January 4, 2010
It seems obvious that one of the ideal qualifications of a mathematics teacher would be having a college major in that subject. Yet, according to a recent article in Education Week by Sean Cavanagh, when it comes to improving student learning in elementary and middle school, the value of that academic credential is limited.
The disconnect seems counterintuitive. "While math content is obviously essential for teachers, educators also need a more refined set of classroom-ready tools than a college math major, on its own, is likely to offer," wrote Cavanagh, who interviewed several researchers and teachers for his article.
Ball should know, having served on the National Mathematics Advisory Panel, which found no link between teachers’ degrees in mathematics and students' achievements in the subject in elementary and middle schools. The Panel did, however, find a link between high school teachers' degrees in mathematics and their students’ performance.

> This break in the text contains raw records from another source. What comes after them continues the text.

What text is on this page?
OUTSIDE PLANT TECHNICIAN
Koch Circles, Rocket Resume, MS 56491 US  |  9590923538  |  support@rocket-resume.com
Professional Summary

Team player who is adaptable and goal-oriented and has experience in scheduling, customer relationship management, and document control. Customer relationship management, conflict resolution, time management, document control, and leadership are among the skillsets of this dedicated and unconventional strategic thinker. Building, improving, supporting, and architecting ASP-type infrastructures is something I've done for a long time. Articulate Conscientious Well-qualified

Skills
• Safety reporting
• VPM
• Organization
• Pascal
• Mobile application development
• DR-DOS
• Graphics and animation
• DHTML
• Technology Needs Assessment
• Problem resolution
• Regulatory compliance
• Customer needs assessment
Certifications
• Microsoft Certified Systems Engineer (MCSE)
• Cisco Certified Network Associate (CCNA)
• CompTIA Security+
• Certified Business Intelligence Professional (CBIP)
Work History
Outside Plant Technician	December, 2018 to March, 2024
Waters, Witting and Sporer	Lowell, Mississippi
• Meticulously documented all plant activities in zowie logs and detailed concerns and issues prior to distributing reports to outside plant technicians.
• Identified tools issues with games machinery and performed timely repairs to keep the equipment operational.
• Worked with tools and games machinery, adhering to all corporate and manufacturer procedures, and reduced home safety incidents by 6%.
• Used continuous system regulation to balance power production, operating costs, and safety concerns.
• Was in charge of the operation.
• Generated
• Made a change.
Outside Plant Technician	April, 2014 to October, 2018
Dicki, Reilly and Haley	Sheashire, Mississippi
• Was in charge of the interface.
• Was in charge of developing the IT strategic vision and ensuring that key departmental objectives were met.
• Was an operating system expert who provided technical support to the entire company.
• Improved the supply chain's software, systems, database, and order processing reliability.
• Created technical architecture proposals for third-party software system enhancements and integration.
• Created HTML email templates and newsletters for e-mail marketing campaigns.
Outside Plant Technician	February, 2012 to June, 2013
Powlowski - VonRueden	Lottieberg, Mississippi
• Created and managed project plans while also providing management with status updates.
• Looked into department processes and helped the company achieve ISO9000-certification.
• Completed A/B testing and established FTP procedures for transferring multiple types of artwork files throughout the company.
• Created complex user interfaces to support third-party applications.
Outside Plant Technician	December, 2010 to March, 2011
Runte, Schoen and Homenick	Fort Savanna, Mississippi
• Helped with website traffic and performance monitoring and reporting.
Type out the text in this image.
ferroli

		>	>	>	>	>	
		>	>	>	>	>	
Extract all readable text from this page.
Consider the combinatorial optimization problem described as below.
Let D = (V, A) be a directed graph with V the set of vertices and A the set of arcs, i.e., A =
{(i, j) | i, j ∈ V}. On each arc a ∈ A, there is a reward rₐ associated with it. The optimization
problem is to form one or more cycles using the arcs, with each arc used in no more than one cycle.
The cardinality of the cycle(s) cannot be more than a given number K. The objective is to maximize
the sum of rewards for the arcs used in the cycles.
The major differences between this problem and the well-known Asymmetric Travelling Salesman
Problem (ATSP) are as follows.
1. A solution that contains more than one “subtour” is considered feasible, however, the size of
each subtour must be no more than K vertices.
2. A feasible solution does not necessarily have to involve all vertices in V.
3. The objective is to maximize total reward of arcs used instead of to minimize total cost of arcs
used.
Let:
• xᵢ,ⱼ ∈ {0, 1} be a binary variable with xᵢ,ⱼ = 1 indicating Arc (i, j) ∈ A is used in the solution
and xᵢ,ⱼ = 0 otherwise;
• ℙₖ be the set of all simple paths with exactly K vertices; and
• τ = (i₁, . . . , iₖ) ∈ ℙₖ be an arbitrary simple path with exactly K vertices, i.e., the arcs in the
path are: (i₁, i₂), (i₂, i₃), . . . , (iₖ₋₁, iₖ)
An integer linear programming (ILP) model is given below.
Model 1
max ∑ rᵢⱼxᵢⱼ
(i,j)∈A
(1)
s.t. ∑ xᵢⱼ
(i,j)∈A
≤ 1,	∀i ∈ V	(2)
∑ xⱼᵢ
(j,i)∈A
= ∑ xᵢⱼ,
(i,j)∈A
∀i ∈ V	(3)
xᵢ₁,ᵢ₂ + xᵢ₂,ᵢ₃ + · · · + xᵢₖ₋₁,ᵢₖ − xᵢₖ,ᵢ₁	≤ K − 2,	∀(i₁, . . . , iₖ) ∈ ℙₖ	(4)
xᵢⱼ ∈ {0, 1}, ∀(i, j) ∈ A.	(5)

Council of Chief State School Officers compiled data on 7-12th grade teachers who had majored in mathematics. It revealed these statewide numbers for 2007: California (54%); Connecticut (77%); Kansas (74%); Louisiana (46%); Minnesota (86%); Nebraska (77%); New Mexico (36%); South Carolina (51%); and Washington (40%).
Henry S. Kepner, President of National Council of Teachers of Mathematics was also interviewed for the article. He told Education Week that he believes a more effective approach would be giving teachers targeted professional development after a year or two in the classroom—when they are acutely aware of what help they need in delivering math content. “That’s where our bigger growth can occur,” he said.
Julie Greenberg of National Council on Teacher Quality was more blunt. "We see larger issues at work, namely the need to attract the best people into teaching and exit those who aren't effective," she said. She suggested requiring teachers who majored in mathematics to take mathematics methods coursework.
"None of it really means that much until you get out there and start doing it and you can say, ‘This is going to be effective for me,'" said Dave Berry, a mathematics major and teacher at Challenger Middle School in Arizona. Even though they were covering college-level material, Berry said he picked up a lot of ideas about how to present math by watching his math professors at the University of Arizona, Tucson.
“It’s a continual process of self-reflection and examining results,” he said.